Make sure you have installed
To get started please navigate to the Repressilator_analysis repo, create a template repository (the green use this template button) to obtain your own copy of the repo (requires a github account). In your terminal then run
git clone https://github.com/<Your Gihub Username>/Repressilator_analysis
Setup a virtual environment and activate it
python -m venv <path/to/env> source env
then activate it (Linux/Mac)
source </path/to/env>/bin/activate
and on windows cmd
./.venv/Scripts/Activate.bat
Finally, install the repressilator_analysis module into the virtual environment by running
python -m pip install -e .

Glossary

Protein — a molecule produced inside a cell by reading the instructions in a gene. Proteins carry out most of the cell's functions.
mRNA (messenger RNA) — the intermediate molecule that carries a gene's instructions from the DNA to the protein-making machinery, produced during transcription. When we say a protein is "expressed", we mean the cell is actively making mRNA and translating it into protein.
Transcription repressor — a protein that binds to a gene and reduces (represses) how much mRNA is produced from it.
Fluorescence — some proteins can be engineered to emit light of a specific colour when illuminated. This lets us track them in a living cell using a microscope.

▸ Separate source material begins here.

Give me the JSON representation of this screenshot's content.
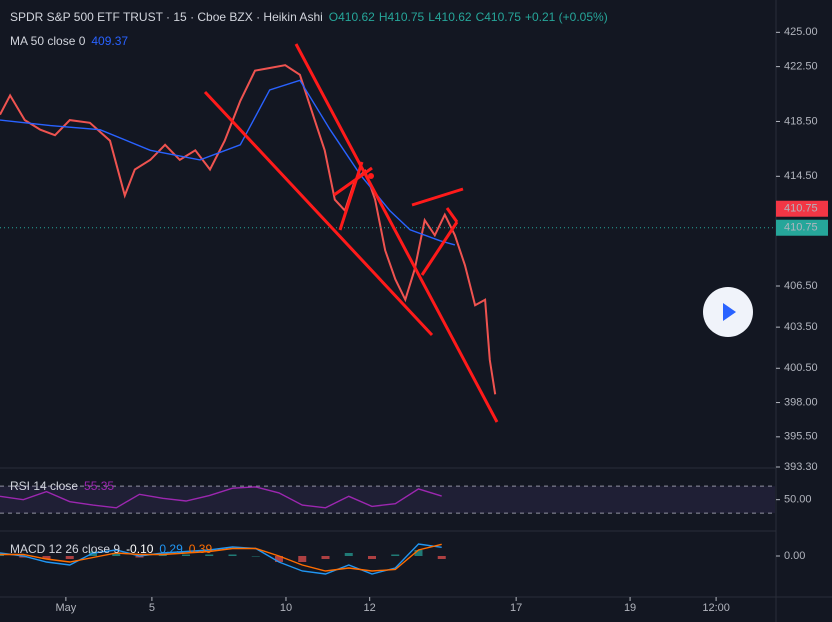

Fluorescence arbitrary units (A.U.) — the raw intensity value recorded by the microscope camera. It is proportional to protein concentration but has no physical unit until calibrated.
Cytoplasm — the interior of a cell, excluding the nucleus.
Nucleus — the compartment inside the cell that contains DNA. The red fluorescent protein in this experiment is observed here.
Phase contrast — a microscopy technique that makes transparent cell structures visible without any dye, by exploiting differences in how light bends through different parts of the cell.
Ordinary differential equation (ODE) — an equation that describes how a quantity changes over time as a function of its current value.
Hill coefficient (n) — a parameter in the repressilator model that describes how sharply a repressor switches between "off" and "on". Higher values mean more switch-like behaviour.